All true eigenvalues are equal
No true eigenvalues are equal

The first case is equivalent to the statement that the true covariance between climatic variables at any two different points vanishes. There is both good news and bad news for this case: The good news is that addition of any such uncorrelated variations (which might arise, for example, from measurement error or other noise sources) to the true correlated climatic variations does not alter the shape of the true eigenvalue spectrum, but only increases each eigenvalue by a constant. The bad news is that this "nondistortion" theorem holds only when n > > p, otherwise most of the noise goes into the first few eigenvalues. Fortunately, the exact noise spectrum is known analytically as a function of p and n.

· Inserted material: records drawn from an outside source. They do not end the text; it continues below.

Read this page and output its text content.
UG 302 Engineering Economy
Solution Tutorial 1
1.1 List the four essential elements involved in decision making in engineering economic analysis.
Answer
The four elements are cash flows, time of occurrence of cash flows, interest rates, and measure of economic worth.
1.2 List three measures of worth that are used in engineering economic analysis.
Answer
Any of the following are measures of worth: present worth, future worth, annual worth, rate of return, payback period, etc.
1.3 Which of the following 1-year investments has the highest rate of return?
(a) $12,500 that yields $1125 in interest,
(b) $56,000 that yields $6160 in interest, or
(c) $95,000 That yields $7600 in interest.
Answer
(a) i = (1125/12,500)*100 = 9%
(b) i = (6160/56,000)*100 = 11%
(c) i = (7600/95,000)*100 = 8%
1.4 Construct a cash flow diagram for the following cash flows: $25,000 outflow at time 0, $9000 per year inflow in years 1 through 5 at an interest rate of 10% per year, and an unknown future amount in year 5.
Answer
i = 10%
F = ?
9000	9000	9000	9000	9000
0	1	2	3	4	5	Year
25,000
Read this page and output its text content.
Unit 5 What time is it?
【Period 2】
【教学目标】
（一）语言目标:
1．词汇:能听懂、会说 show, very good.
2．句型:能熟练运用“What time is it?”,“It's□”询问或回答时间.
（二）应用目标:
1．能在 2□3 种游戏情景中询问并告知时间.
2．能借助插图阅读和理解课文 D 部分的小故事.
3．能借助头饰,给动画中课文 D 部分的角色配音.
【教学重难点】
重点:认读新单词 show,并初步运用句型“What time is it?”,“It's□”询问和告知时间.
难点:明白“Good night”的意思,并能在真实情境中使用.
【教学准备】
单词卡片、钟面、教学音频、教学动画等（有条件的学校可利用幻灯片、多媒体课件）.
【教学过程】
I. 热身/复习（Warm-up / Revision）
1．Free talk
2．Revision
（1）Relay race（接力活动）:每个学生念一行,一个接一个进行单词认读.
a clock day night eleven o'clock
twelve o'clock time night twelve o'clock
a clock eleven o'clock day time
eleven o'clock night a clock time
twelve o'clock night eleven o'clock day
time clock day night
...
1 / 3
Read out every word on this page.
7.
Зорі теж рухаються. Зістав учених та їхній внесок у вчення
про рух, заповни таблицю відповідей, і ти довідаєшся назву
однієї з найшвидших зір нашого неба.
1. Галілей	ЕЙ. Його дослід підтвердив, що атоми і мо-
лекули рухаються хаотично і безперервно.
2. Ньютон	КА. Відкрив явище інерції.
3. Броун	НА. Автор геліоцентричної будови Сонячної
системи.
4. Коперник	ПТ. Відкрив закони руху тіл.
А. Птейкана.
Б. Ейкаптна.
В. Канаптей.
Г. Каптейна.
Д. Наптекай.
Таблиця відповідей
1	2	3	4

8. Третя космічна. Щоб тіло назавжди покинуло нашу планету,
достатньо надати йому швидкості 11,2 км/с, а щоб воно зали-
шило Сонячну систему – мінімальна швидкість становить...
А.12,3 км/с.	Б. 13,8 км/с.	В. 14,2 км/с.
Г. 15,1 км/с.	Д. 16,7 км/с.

Here are some comparisons between the exact noise spectrum for 91 years of monthly mean temperature and precipitation measured at 62 stations distributed fairly uniformly over the continental United States:

January temperature. The first EOF has about 40% of the variance. The first few are well above the noise spectrum for the total variance (the dashed curve). When the variance of the first 11 is removed, an addition few are still marginally above the noise spectrum for the remaining modes (the dotted curve), but modes 9 through 14 are all effectively "degenerate" with each other. i.e. Their eigenvalues are not distinguishable, and thus any linear combination of their eigenfunctions are equivalent.
January precipitation. The first EOF has about 19% of the variance. The first four or five are significantly above the noise spectrum, but modes 2 and 3 are effectively degenerate, as are modes 6 and beyond.
July temperature. The first EOF has about 30% of the variance. Modes 2, 3, and 4 are effectively degenerate, as are modes beyond 6.
July precipitation. The first EOF has about 9% of the variance. Only the first two eigenvalues are distinguishable from the noise, and they are effectively degenerate.